Wildfly 8.1 failover occasionally fails, indicated by JGRP000032 messages
scarpent Mar 25, 2015 3:57 PMI'm using Wildfly 8.1 with standalone HA clustering, and jgroups config like so:
<stack name="tcp">
<transport type="TCP" socket-binding="jgroups-tcp"/>
<protocol type="TCPPING">
<property name="initial_hosts">${jgroups.tcpping.initial_hosts}</property>
<property name="port_range">1</property>
<property name="num_initial_members">3</property>
</protocol>
<protocol type="MERGE2"/>
<protocol type="FD_SOCK" socket-binding="jgroups-tcp-fd"/>
<protocol type="FD"/>
<protocol type="VERIFY_SUSPECT"/>
<protocol type="pbcast.NAKACK2">
<property name="use_mcast_xmit">false</property>
<property name="use_mcast_xmit_req">false</property>
</protocol>
<protocol type="UNICAST3"/>
<protocol type="pbcast.STABLE"/>
<protocol type="pbcast.GMS"/>
<protocol type="MFC"/>
<protocol type="FRAG2"/>
<protocol type="RSVP"/>
</stack>
(Using TCP since multicast not available in AWS.)
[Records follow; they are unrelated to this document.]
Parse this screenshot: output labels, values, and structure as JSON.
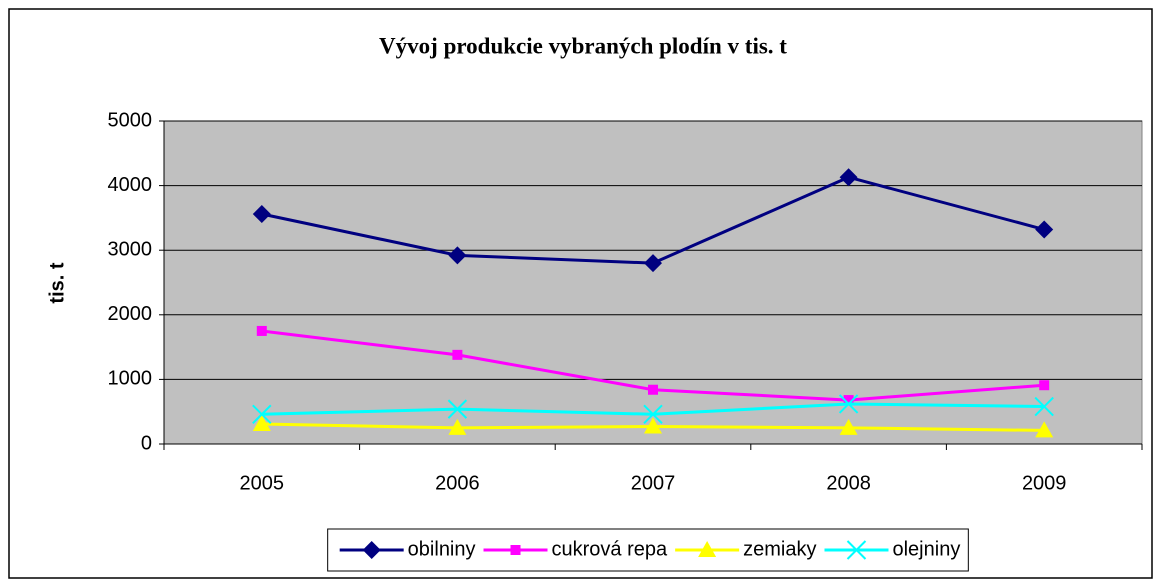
{
  "chart_data": {
    "type": "line",
    "title": "Vývoj produkcie vybraných plodín v tis. t",
    "y_label": "tis. t",
    "categories": [
      "2005",
      "2006",
      "2007",
      "2008",
      "2009"
    ],
    "series": [
      {
        "name": "obilniny",
        "color": "#000080",
        "marker": "diamond",
        "values": [
          3560,
          2920,
          2800,
          4130,
          3320
        ]
      },
      {
        "name": "cukrová repa",
        "color": "#ff00ff",
        "marker": "square",
        "values": [
          1750,
          1380,
          840,
          680,
          910
        ]
      },
      {
        "name": "zemiaky",
        "color": "#ffff00",
        "marker": "triangle",
        "values": [
          310,
          250,
          270,
          250,
          210
        ]
      },
      {
        "name": "olejniny",
        "color": "#00ffff",
        "marker": "x",
        "values": [
          460,
          540,
          460,
          620,
          580
        ]
      }
    ],
    "ylim": [
      0,
      5000
    ],
    "yticks": [
      0,
      1000,
      2000,
      3000,
      4000,
      5000
    ],
    "grid": true,
    "legend": "bottom",
    "plot_background": "#c0c0c0"
  }
}
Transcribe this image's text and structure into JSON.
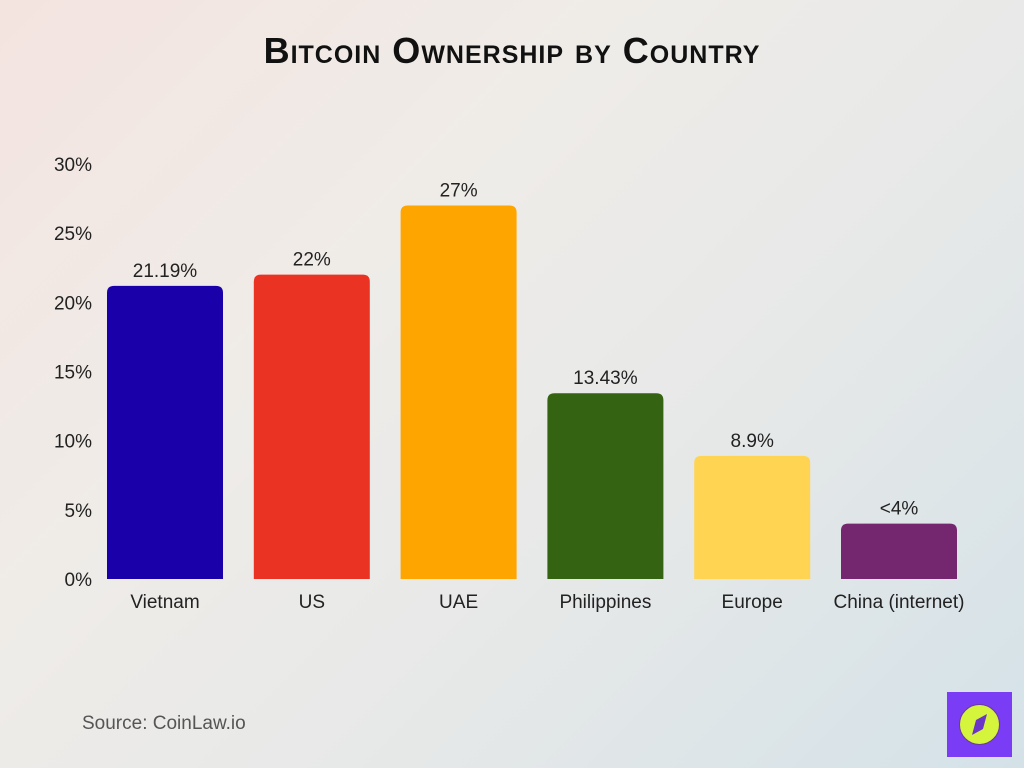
{
  "chart_data": {
    "type": "bar",
    "title": "Bitcoin Ownership by Country",
    "categories": [
      "Vietnam",
      "US",
      "UAE",
      "Philippines",
      "Europe",
      "China (internet)"
    ],
    "values": [
      21.19,
      22,
      27,
      13.43,
      8.9,
      4
    ],
    "data_labels": [
      "21.19%",
      "22%",
      "27%",
      "13.43%",
      "8.9%",
      "<4%"
    ],
    "colors": [
      "#1a00a8",
      "#ea3323",
      "#ffa500",
      "#346311",
      "#ffd452",
      "#74266f"
    ],
    "yticks": [
      "0%",
      "5%",
      "10%",
      "15%",
      "20%",
      "25%",
      "30%"
    ],
    "ylim": [
      0,
      30
    ],
    "xlabel": "",
    "ylabel": "",
    "grid": false,
    "source": "Source: CoinLaw.io"
  },
  "logo": {
    "icon": "compass-icon",
    "bg": "#7a3cf5",
    "fg": "#d4f53c"
  }
}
I have two servers in my dev environment, and normally things work as expected. When I bring up the second server, I see this in the log of the first:
2015-03-25 13:01:34,367 INFO [org.infinispan.remoting.transport.jgroups.JGroupsTransport] (Incoming-18,shared=tcp) ISP
N000094: Received new cluster view: [node-admin-app1/web|5] (2) [node-admin-app1/web, node-admin-app2/web]
And when shutting down a server I'll see something like this in the log of the remaining one:
2015-03-25 13:02:56,796 INFO [org.infinispan.remoting.transport.jgroups.JGroupsTransport] (Incoming-8,shared=tcp) ISPN
000094: Received new cluster view: [node-admin-app2/web|6] (1) [node-admin-app2/web]
And with that I've confirmed in my application that the session properly failed over.
Occasionally when shutting down the server, I won't see the "new cluster view" entry, and instead will get a bunch of messages like this:
2015-03-25 12:54:33,269 WARN [org.jgroups.protocols.TCP] (Timer-2,shared=tcp) JGRP000032: null: no physical address for node-admin-app1/web, dropping message
They eventually stop. But when I bring up the other server, I again don't see the expected cluster view message, and failover does not work when again a server is shutdown. The session is borked.
Please let me know if more information will help. Thank you!